Another unique feature of the Driffield Terrace burials is that they were all men. Decapitated individuals found in all the other Roman burial grounds had the usual demographic spread you’d expect of an attritional cemetery. There were men, women, young, old, adult, child. The York burials were also all under the age of 45 and taller than average. Five of them had other wounds inflicted by a blade besides the cuts to the neck, jaw, clavicle and scapula associated with decapitation. Two were stabbed in the abdomen; one was cut through the thigh muscles to the femur; two were parrying fractures to the forearm and hand, likely incurred trying to deflect a blow to the head. Sixteen individuals had perimortem blunt force trauma to the cranium. Evidence of healed trauma was rife, including cranial, facial, dental and metacarpal fractures that were likely incurred by violence. One skeleton’s pelvis showed signs of what may have been bite marks from a lion or bear.
Osteological evidence indicates they were trained to fight from a young age. Their right arms were consistently longer than their left, which means they’d been using weapons regularly since before they’d finished growing. Most them also showed signs of inadequate nutrition in childhood which they overcame to become healthy, strapping young men.
The single-sex grouping, young age, height and extensive evidence of violence indicated these were fighting men, but just what kind was unclear. The cemetery was southwest of the city walls of Roman Eboracum along the main road to Tadcaster just across the river from the legionary fortress. Legionaries had an age limit and height requirement. Gladiators or criminals sentenced to death were the other possibilities.
The placement of the cemetery atop a promontory on the main road makes it unlikely that they were criminals or outcasts. It’s too sweet a spot to leave it to executed criminals. The date of the burials — from the 2nd to the 4th century A.D. — was an important time for York. Roman emperor Septimius Severus actually lived in Eboracum off and on during the early 3rd century when it was the capital of the Britannia.
To determine the place of original of the individuals, a team from Trinity College Dublin used cutting-edge genomic analysis. DNA was extracted from the dense inner ear bones of seven of the Driffield Terrace burials and subjected to whole genome analysis.
The nearest modern descendants of the Roman British men sampled live not in Yorkshire, but in Wales. A man from a Christian Anglo-Saxon cemetery in the village of Norton, Teesside, has genes more closely aligned to modern East Anglia and Dutch individuals and highlights the impact of later migrations upon the genetic makeup of the earlier Roman British inhabitants.

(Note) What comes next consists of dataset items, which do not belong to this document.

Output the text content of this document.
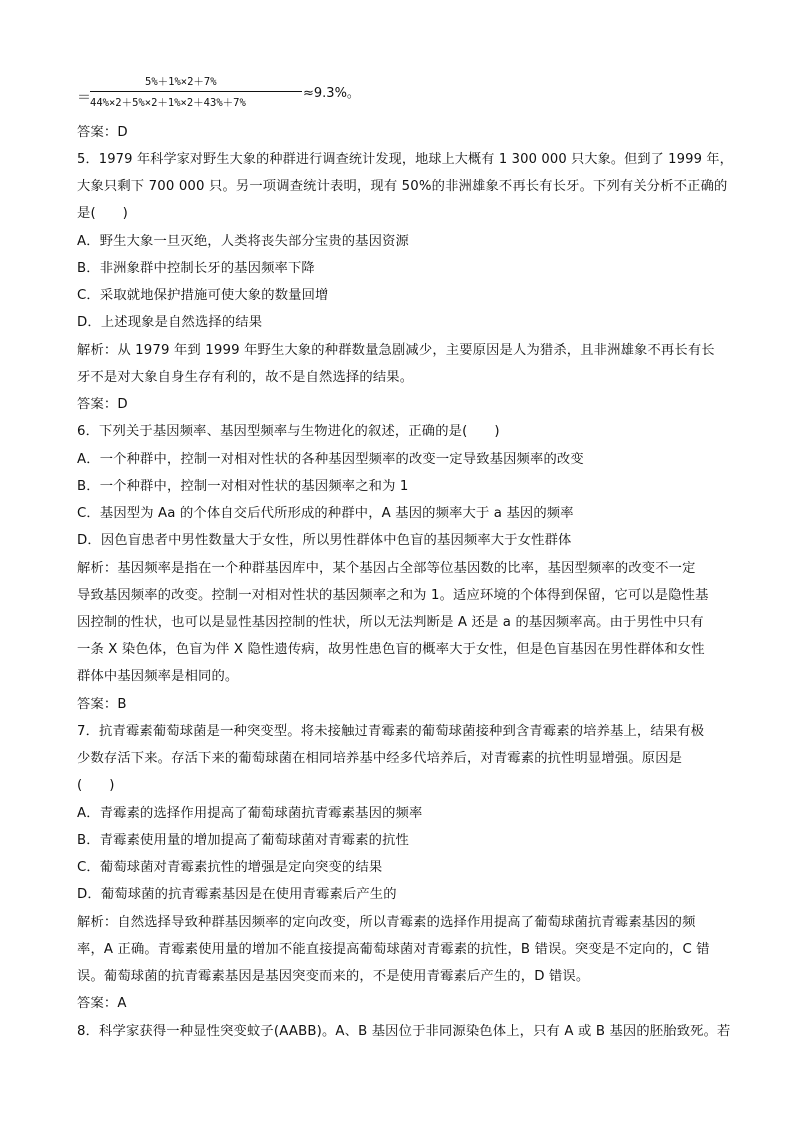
＝
5%＋1%×2＋7%
44%×2＋5%×2＋1%×2＋43%＋7%
≈9.3%。
答案：D
5．1979 年科学家对野生大象的种群进行调查统计发现，地球上大概有 1 300 000 只大象。但到了 1999 年，
大象只剩下 700 000 只。另一项调查统计表明，现有 50%的非洲雄象不再长有长牙。下列有关分析不正确的
是(　　)
A．野生大象一旦灭绝，人类将丧失部分宝贵的基因资源
B．非洲象群中控制长牙的基因频率下降
C．采取就地保护措施可使大象的数量回增
D．上述现象是自然选择的结果
解析：从 1979 年到 1999 年野生大象的种群数量急剧减少，主要原因是人为猎杀，且非洲雄象不再长有长
牙不是对大象自身生存有利的，故不是自然选择的结果。
答案：D
6．下列关于基因频率、基因型频率与生物进化的叙述，正确的是(　　)
A．一个种群中，控制一对相对性状的各种基因型频率的改变一定导致基因频率的改变
B．一个种群中，控制一对相对性状的基因频率之和为 1
C．基因型为 Aa 的个体自交后代所形成的种群中，A 基因的频率大于 a 基因的频率
D．因色盲患者中男性数量大于女性，所以男性群体中色盲的基因频率大于女性群体
解析：基因频率是指在一个种群基因库中，某个基因占全部等位基因数的比率，基因型频率的改变不一定
导致基因频率的改变。控制一对相对性状的基因频率之和为 1。适应环境的个体得到保留，它可以是隐性基
因控制的性状，也可以是显性基因控制的性状，所以无法判断是 A 还是 a 的基因频率高。由于男性中只有
一条 X 染色体，色盲为伴 X 隐性遗传病，故男性患色盲的概率大于女性，但是色盲基因在男性群体和女性
群体中基因频率是相同的。
答案：B
7．抗青霉素葡萄球菌是一种突变型。将未接触过青霉素的葡萄球菌接种到含青霉素的培养基上，结果有极
少数存活下来。存活下来的葡萄球菌在相同培养基中经多代培养后，对青霉素的抗性明显增强。原因是
(　　)
A．青霉素的选择作用提高了葡萄球菌抗青霉素基因的频率
B．青霉素使用量的增加提高了葡萄球菌对青霉素的抗性
C．葡萄球菌对青霉素抗性的增强是定向突变的结果
D．葡萄球菌的抗青霉素基因是在使用青霉素后产生的
解析：自然选择导致种群基因频率的定向改变，所以青霉素的选择作用提高了葡萄球菌抗青霉素基因的频
率，A 正确。青霉素使用量的增加不能直接提高葡萄球菌对青霉素的抗性，B 错误。突变是不定向的，C 错
误。葡萄球菌的抗青霉素基因是基因突变而来的，不是使用青霉素后产生的，D 错误。
答案：A
8．科学家获得一种显性突变蚊子(AABB)。A、B 基因位于非同源染色体上，只有 A 或 B 基因的胚胎致死。若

However, one of the decapitated Romans had a very different story, of Middle Eastern origin he grew up in the region of modern day Palestine, Jordan or Syria before migrating to this region and meeting his death in York.
This is the first genomic analysis of ancient Britons, but given the precision of the results it’s certainly not the last.
Rui Martiniano who undertook the analysis said: “This is the first refined genomic evidence for far-reaching ancient mobility and also the first snapshot of British genomes in the early centuries AD, indicating continuity with an Iron Age sample before the migrations of the Anglo-Saxon period.”